Music is required for the dance in most instances. But the main essential for a dance is rhythm. In Africa, for instance, the dance is without music only rhythm is required because this rhythm frees the body from all restraints and allows the body to dance freely and innately.

Within Greece every region has its own style and type of dance. There are many different styles and interpretations from all the Greek islands and surrounding areas. Each region formed their own moves and footwork to fit the way of their people.


There are over 4,000 traditional dances that came from all regions of Greece. Usually these, dances are performed in regional costumes. I first wrote about Greek dances when I was at Oxford in 1936-37. At that time the Oxford Press did stories and books on the Greek dance and I used this material at Oxford as I'm using this material in writing a general story on Greek dancing.

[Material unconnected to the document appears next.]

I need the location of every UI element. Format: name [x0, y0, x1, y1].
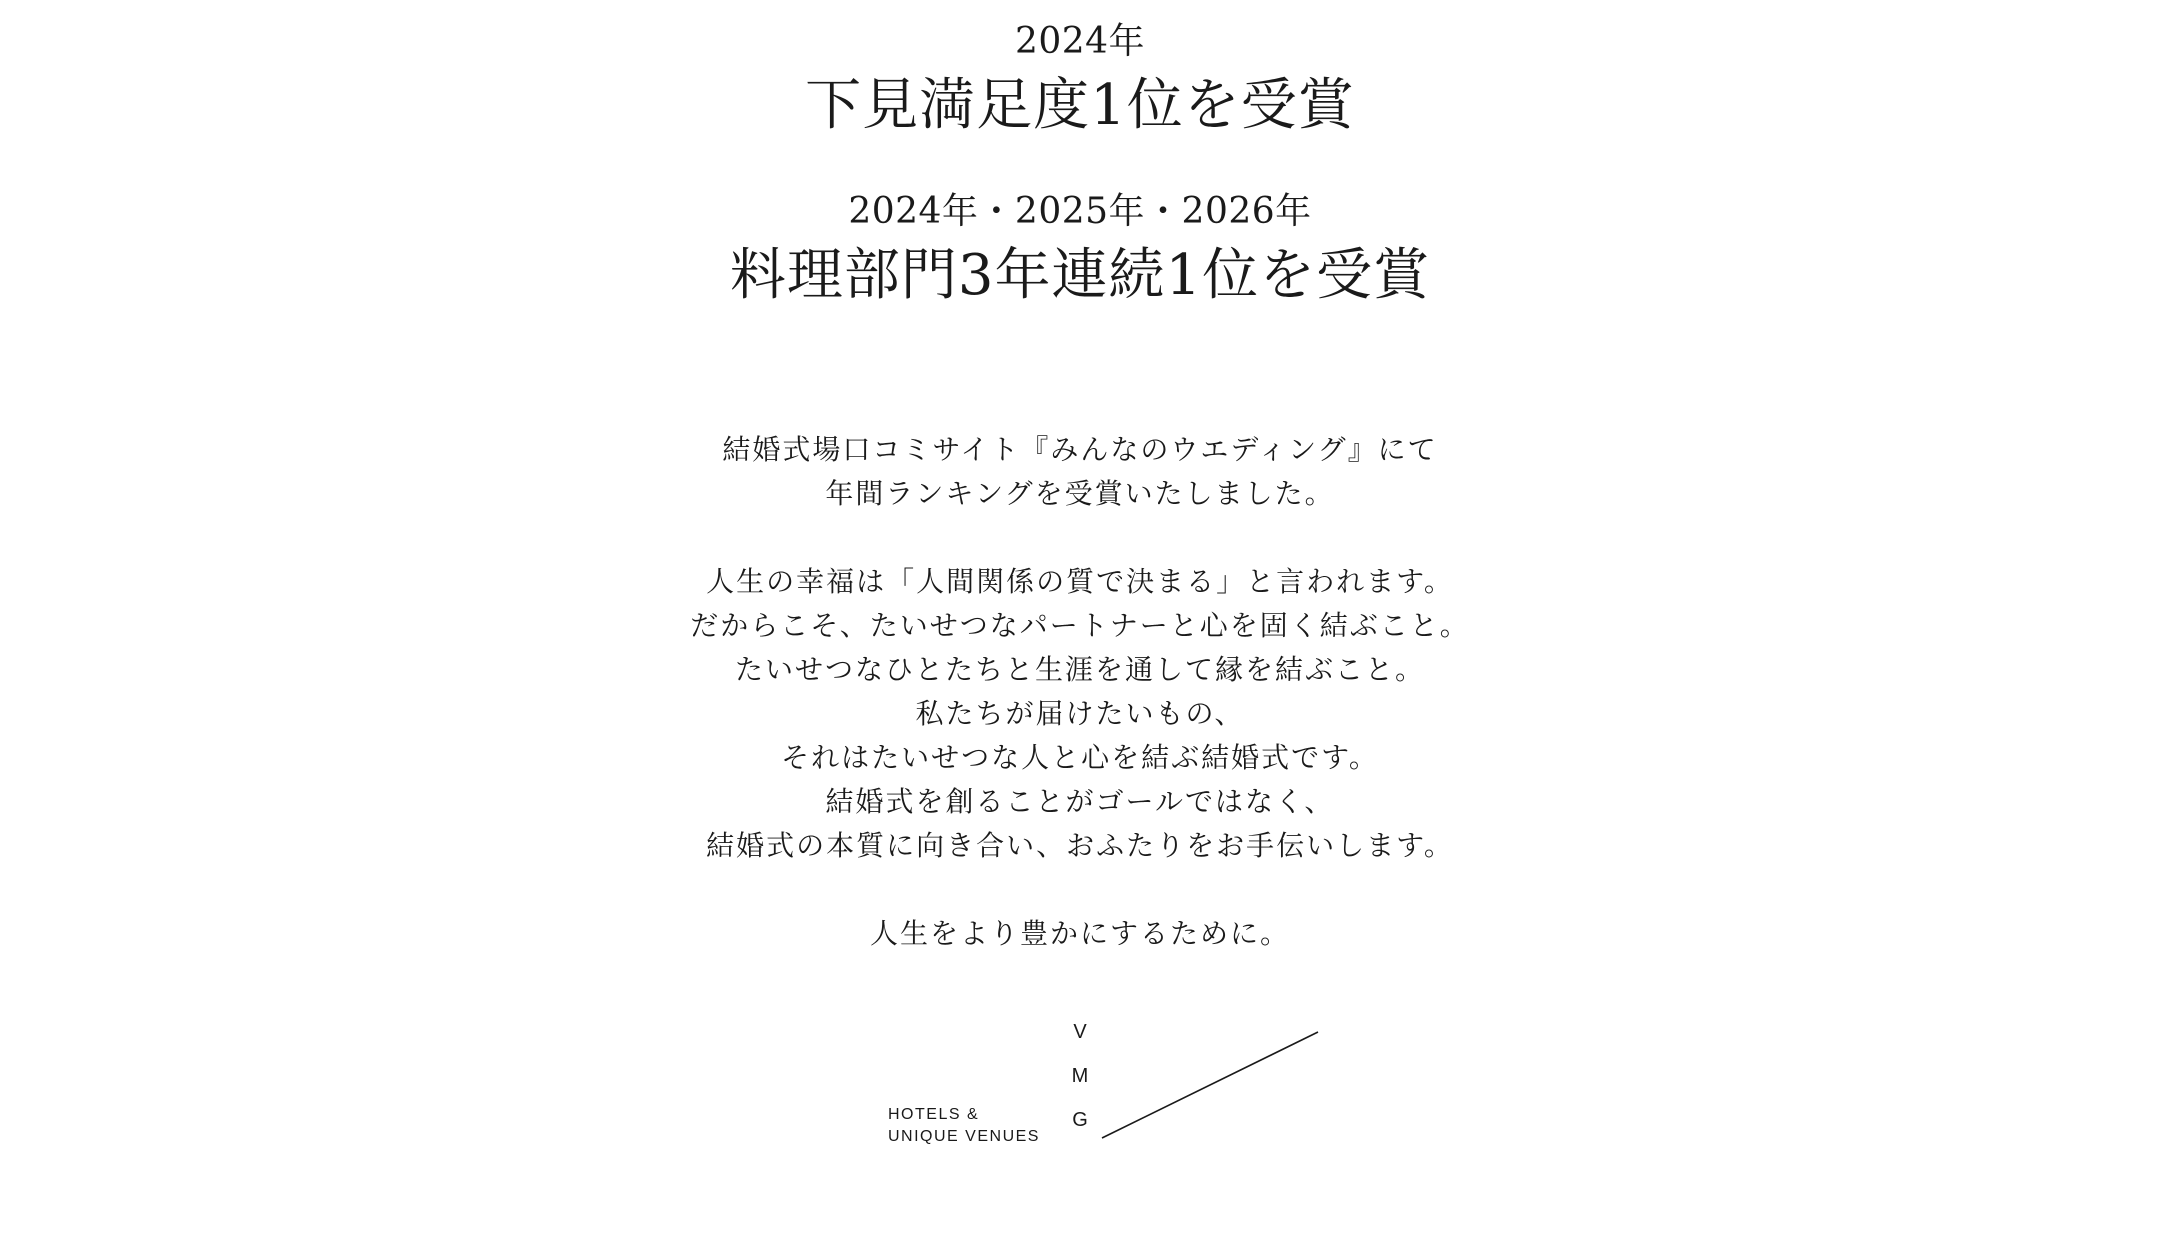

The earliest traces of Greek civilization date back to the Bronze Age. During this period, the Mycenaean, the early Greek hunting society, developed into a country of rich kingdoms and palaces. They borrowed heavily from the long-standing traditions of their Cretan neighbors and recent evidence suggests that they may have conquered Crete during this time. Their prowness in war extended to Troy; archaeological evidence corroborates the Homeric account of the Myceneans' triumph over the Trojans sometime between 1250 and 1230BC.

Traditional dance may be defined as dance transmitted from one generation to the next by continuous immersion rather than by formal teaching, while folk dance consists of traditional dances learned within a nontraditional society for educational performance, therapeutic, or other purposes.

In this sense traditional dancing is still widely practiced in the Greek countryside, although modernization has, caused a steady decline since World War II.

Young people have left the villages to find jobs in towns or abroad; roads have been opened to previously inaccessible areas; television sets have proliferated the home; tourists flood the coasts every summer' and discos sprout in the smallest towns. Customary means of entertainment have changed, while government policy toward dance has been one of marked neglect.

The Greek Civil War forced a large part of the rural population to find refuge in towns, while they come to regard the village life as backward. The postwar generation does not identify with the dances of its ancestors. Traditional dances have gradually become the province of folk dance groups with a subsequent loss of feeling and increased emphasis on the spectacular.

There are about 4,000 folk dance groups around the country and about 1,000 in Greek communities abroad.

The Greek government does not give them financial support, but they themselves raise the funds needed for costumes and other equipment. These groups tend to base their repertory on dances from the local state supported region for which they already have costumes.

Finally, in addition to the function of dance in civic and religious ritual, physical development and military training, the Greeks also appreciate dance as entertainment.

In each case, visitors are entertained-sometimes by participating themselves and a leisure pursuit.